Veredito de A Cantiga dos Pássaros e das Serpentes

25/08/2020 - POSTADO POR EM HQs/Livros

O novo livro de Suzanne Collins representa um aguardado retorno ao mundo dos Jogos Vorazes. Enquanto na trilogia original acompanhamos o ponto de vista de Katniss a partir da 74ª edição do evento, A Cantiga dos Pássaros e das Serpentes traz a perspectiva de Coriolanus Snow antes de se tornar presidente, na época da 10ª edição dos Jogos. Depois de listar tudo que você precisa saber antes de ler o livro, trazemos agora nossas impressões e o veredito da obra. Confira!

Uma viagem no tempo

O anúncio do novo livro pegou uma porção de fãs da saga de surpresa, ainda no ano passado. Se não pelo fato de um material inédito estar a caminho, pela história que a autora escolheu contar. Situada 64 anos antes do eventos do primeiro livro de Jogos Vorazes, a narrativa fala de uma época em que Katniss e Peeta não eram nascidos, mas o Presidente Snow era ainda um jovem estudante na Capital.

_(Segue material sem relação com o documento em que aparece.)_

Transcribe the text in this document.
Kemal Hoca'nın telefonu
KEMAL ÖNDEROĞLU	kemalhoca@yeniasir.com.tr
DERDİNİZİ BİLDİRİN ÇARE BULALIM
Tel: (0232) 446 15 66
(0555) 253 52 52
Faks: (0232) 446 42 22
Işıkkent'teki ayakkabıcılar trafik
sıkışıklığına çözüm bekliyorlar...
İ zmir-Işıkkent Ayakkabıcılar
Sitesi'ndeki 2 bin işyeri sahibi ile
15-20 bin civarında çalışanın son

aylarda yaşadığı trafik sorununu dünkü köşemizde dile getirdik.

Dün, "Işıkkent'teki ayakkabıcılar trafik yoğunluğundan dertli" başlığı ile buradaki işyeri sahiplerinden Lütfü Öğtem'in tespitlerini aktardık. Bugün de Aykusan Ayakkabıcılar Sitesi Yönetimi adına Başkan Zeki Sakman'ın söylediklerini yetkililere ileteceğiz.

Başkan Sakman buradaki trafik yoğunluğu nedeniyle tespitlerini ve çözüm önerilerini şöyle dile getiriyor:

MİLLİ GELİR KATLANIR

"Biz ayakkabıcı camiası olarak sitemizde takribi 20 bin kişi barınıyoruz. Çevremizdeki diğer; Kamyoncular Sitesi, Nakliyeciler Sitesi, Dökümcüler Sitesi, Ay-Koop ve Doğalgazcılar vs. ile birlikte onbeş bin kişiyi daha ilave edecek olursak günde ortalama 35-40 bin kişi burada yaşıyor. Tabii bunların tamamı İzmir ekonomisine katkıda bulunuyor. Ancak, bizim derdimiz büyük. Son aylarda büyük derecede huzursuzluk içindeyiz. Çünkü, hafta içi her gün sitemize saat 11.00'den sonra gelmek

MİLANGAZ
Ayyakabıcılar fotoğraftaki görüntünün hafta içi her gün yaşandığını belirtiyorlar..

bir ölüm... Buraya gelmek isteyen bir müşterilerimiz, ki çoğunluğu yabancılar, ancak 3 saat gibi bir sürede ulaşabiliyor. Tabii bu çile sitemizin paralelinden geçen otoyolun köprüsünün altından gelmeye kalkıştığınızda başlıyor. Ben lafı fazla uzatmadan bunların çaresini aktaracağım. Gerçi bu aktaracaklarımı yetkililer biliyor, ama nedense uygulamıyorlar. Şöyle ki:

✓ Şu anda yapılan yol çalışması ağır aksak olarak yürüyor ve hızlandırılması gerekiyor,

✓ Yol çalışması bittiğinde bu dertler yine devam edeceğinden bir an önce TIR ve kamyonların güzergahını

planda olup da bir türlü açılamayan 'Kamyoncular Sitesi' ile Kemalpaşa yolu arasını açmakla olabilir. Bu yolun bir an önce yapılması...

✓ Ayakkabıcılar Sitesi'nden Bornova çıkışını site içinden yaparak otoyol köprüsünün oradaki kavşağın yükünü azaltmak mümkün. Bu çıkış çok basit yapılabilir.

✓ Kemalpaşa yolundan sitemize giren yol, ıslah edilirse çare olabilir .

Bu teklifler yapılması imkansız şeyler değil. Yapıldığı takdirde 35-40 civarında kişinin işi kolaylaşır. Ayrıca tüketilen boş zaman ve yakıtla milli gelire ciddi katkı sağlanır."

Em um mundo distópico, a América do Norte se transformou em Panem após uma série de desastres naturais. Politicamente, a nação é estruturada com 13 distritos ao redor da Capital – sendo que o décimo terceiro foi destruído no fim de uma guerra civil dentro do país, quando os distritos se revoltaram contra a exploração da Capital. É nesse mundo que vive Coriolanus Snow, um jovem que busca manter a pompa da “grande” casa Snow que, após perder sua fonte de renda durante a rebelião, sobrevive à base da pouca influência que o nome da família ainda lhe concede.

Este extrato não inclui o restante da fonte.